Food is absolutely essential to life. Yet we do not treat food like we treat healthcare. In fact, in places where healthcare is scarce food is abundant. And look at other expensive items we purchase. Cars have gotten progressively cheaper. An economy, entry level car will have power steering, AM/FM radio, CD player, power windows, ABS breaks, cruise control, AC, and Blue Tooth. At various times these were all luxury car items…yet we find them on relative low end models these days. Look at computers. Now you can get 1 terabyte of storage, 16 gig of ram, and i5 or i7 processor, and a flat screen monitor (maybe two depending on where you are shopping) for about the same price as a much less powerful computer 5 years ago.
Competition drives down the cost curve. Competition also drives up the quality. These are obviously trade offs, but over time we see things getting better not worse. The idea of competition driving down costs and quality just does not square with reality. Your television is a vast improvement over what you had 10 or 15 years ago…and it doesn’t cost all that much more. Thanks to competition.
When was the last time there was competition in the health care market? Hint: your grand mother was probably 10 years old at the time. We have not had a competitive system in the U.S. since around 1920…almost 100 years ago. Neither you nor I know what a competitive health care system would look like….because the U.S. never gave it a shot.

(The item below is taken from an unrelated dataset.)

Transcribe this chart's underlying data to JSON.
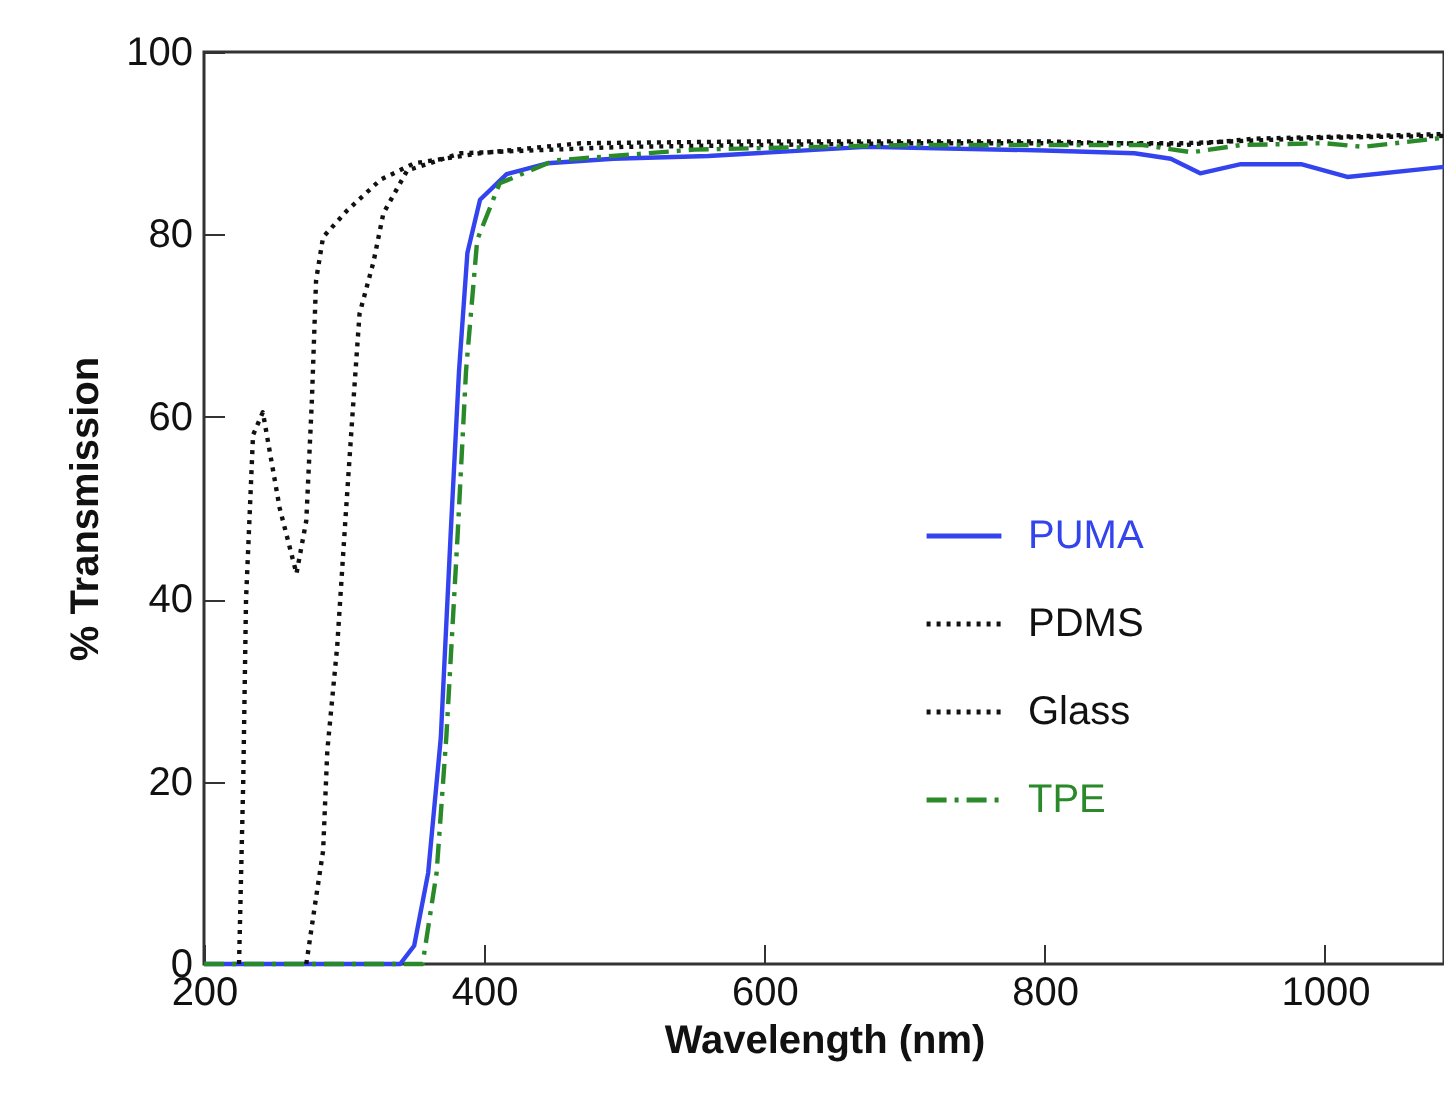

http://www.econtalk.org/christy-ford-chapin-on-the-evolution-of-the-american-health-care-system/
@grumpy realist:
http://faculty.chicagobooth.edu/john.cochrane/research/papers/after_aca.pdf
Give that a read…it is pretty illuminating.
Or try this podcast while you are stuck in traffic…

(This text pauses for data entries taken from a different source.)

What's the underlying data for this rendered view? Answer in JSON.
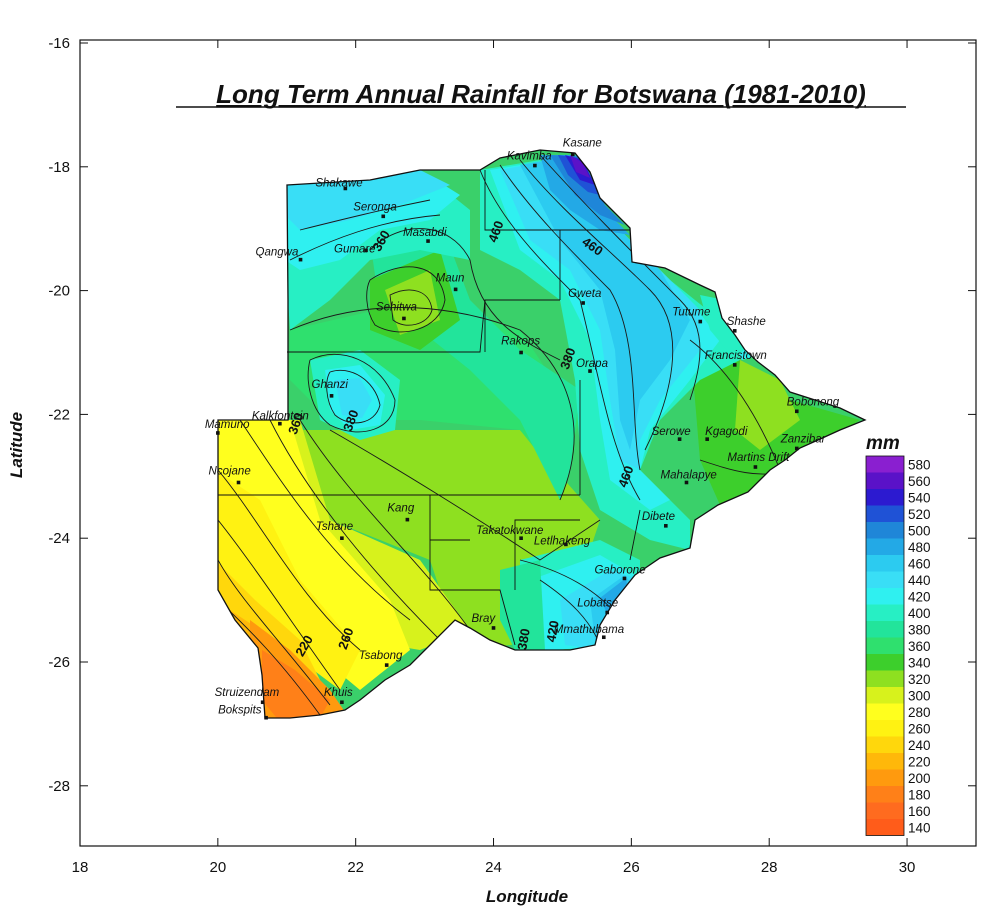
{
  "title": "Long Term Annual Rainfall for Botswana (1981-2010)",
  "axes": {
    "xlabel": "Longitude",
    "ylabel": "Latitude",
    "x_ticks": [
      "18",
      "20",
      "22",
      "24",
      "26",
      "28",
      "30"
    ],
    "y_ticks": [
      "-16",
      "-18",
      "-20",
      "-22",
      "-24",
      "-26",
      "-28"
    ],
    "xlim": [
      18,
      31
    ],
    "ylim": [
      -29,
      -16
    ]
  },
  "legend": {
    "title": "mm",
    "placement": "right",
    "levels": [
      "580",
      "560",
      "540",
      "520",
      "500",
      "480",
      "460",
      "440",
      "420",
      "400",
      "380",
      "360",
      "340",
      "320",
      "300",
      "280",
      "260",
      "240",
      "220",
      "200",
      "180",
      "160",
      "140"
    ],
    "colors": [
      "#8a1fd0",
      "#5a12c8",
      "#2c1ad0",
      "#1f52d6",
      "#1f86d8",
      "#23a9e6",
      "#2ccbf0",
      "#39def6",
      "#2ff0f0",
      "#27efc4",
      "#22e49b",
      "#2fe06e",
      "#3dcf2c",
      "#8ee020",
      "#d7f21c",
      "#ffff1e",
      "#fff212",
      "#ffd70c",
      "#ffb80a",
      "#ff9a0e",
      "#ff8018",
      "#ff6b1f",
      "#ff5c1a"
    ]
  },
  "stations": [
    {
      "name": "Kasane",
      "lon": 25.15,
      "lat": -17.8
    },
    {
      "name": "Kavimba",
      "lon": 24.6,
      "lat": -17.98
    },
    {
      "name": "Shakawe",
      "lon": 21.85,
      "lat": -18.35
    },
    {
      "name": "Seronga",
      "lon": 22.4,
      "lat": -18.8
    },
    {
      "name": "Masabdi",
      "lon": 23.05,
      "lat": -19.2
    },
    {
      "name": "Gumare",
      "lon": 22.15,
      "lat": -19.35
    },
    {
      "name": "Qangwa",
      "lon": 21.2,
      "lat": -19.5
    },
    {
      "name": "Maun",
      "lon": 23.45,
      "lat": -19.98
    },
    {
      "name": "Seronga",
      "lon": 22.4,
      "lat": -18.8
    },
    {
      "name": "Sehitwa",
      "lon": 22.7,
      "lat": -20.45
    },
    {
      "name": "Rakops",
      "lon": 24.4,
      "lat": -21.0
    },
    {
      "name": "Gweta",
      "lon": 25.3,
      "lat": -20.2
    },
    {
      "name": "Orapa",
      "lon": 25.4,
      "lat": -21.3
    },
    {
      "name": "Tutume",
      "lon": 27.0,
      "lat": -20.5
    },
    {
      "name": "Shashe",
      "lon": 27.5,
      "lat": -20.65
    },
    {
      "name": "Francistown",
      "lon": 27.5,
      "lat": -21.2
    },
    {
      "name": "Ghanzi",
      "lon": 21.65,
      "lat": -21.7
    },
    {
      "name": "Bobonong",
      "lon": 28.4,
      "lat": -21.95
    },
    {
      "name": "Kalkfontein",
      "lon": 20.9,
      "lat": -22.15
    },
    {
      "name": "Mamuno",
      "lon": 20.0,
      "lat": -22.3
    },
    {
      "name": "Serowe",
      "lon": 26.7,
      "lat": -22.4
    },
    {
      "name": "Kgagodi",
      "lon": 27.1,
      "lat": -22.4
    },
    {
      "name": "Zanzibar",
      "lon": 28.4,
      "lat": -22.55
    },
    {
      "name": "Martins Drift",
      "lon": 27.8,
      "lat": -22.85
    },
    {
      "name": "Mahalapye",
      "lon": 26.8,
      "lat": -23.1
    },
    {
      "name": "Ncojane",
      "lon": 20.3,
      "lat": -23.1
    },
    {
      "name": "Kang",
      "lon": 22.75,
      "lat": -23.7
    },
    {
      "name": "Tshane",
      "lon": 21.8,
      "lat": -24.0
    },
    {
      "name": "Takatokwane",
      "lon": 24.4,
      "lat": -24.0
    },
    {
      "name": "Letlhakeng",
      "lon": 25.05,
      "lat": -24.1
    },
    {
      "name": "Dibete",
      "lon": 26.5,
      "lat": -23.8
    },
    {
      "name": "Gaborone",
      "lon": 25.9,
      "lat": -24.65
    },
    {
      "name": "Lobatse",
      "lon": 25.65,
      "lat": -25.2
    },
    {
      "name": "Bray",
      "lon": 24.0,
      "lat": -25.45
    },
    {
      "name": "Mmathubama",
      "lon": 25.6,
      "lat": -25.6
    },
    {
      "name": "Tsabong",
      "lon": 22.45,
      "lat": -26.05
    },
    {
      "name": "Struizendam",
      "lon": 20.65,
      "lat": -26.65
    },
    {
      "name": "Khuis",
      "lon": 21.8,
      "lat": -26.65
    },
    {
      "name": "Bokspits",
      "lon": 20.7,
      "lat": -26.9
    }
  ],
  "contour_labels": [
    "460",
    "460",
    "360",
    "380",
    "380",
    "220",
    "260",
    "360",
    "380",
    "420",
    "460"
  ]
}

http://www.econtalk.org/cochrane-on-health-care/
@Steve Verdon:
The context for food production and acquisition are quite different than that of health care acquisition.
One does not typically go grocery shopping when literally starving to death.
But, you are making a lot of claims about how such a system would work. We do, however, have an awful lot of comparative information about what state-sponsored, universal healthcare looks like globally and it would suggest that it works pretty well.
@Steve Verdon:
I get all of that (and the previous examples). I agree that competition is good for consumer goods, and for a lot of things. I am not, however, fully convinced of the unvarnished good that unfettered competition can create.
Again: televisions aren’t healthcare. I don’t need a TV, and there are ways, in fact, to watch that football game that I really want to see for free. I can’t go to my neighbor’s house on a Sunday afternoon to get chemo, however.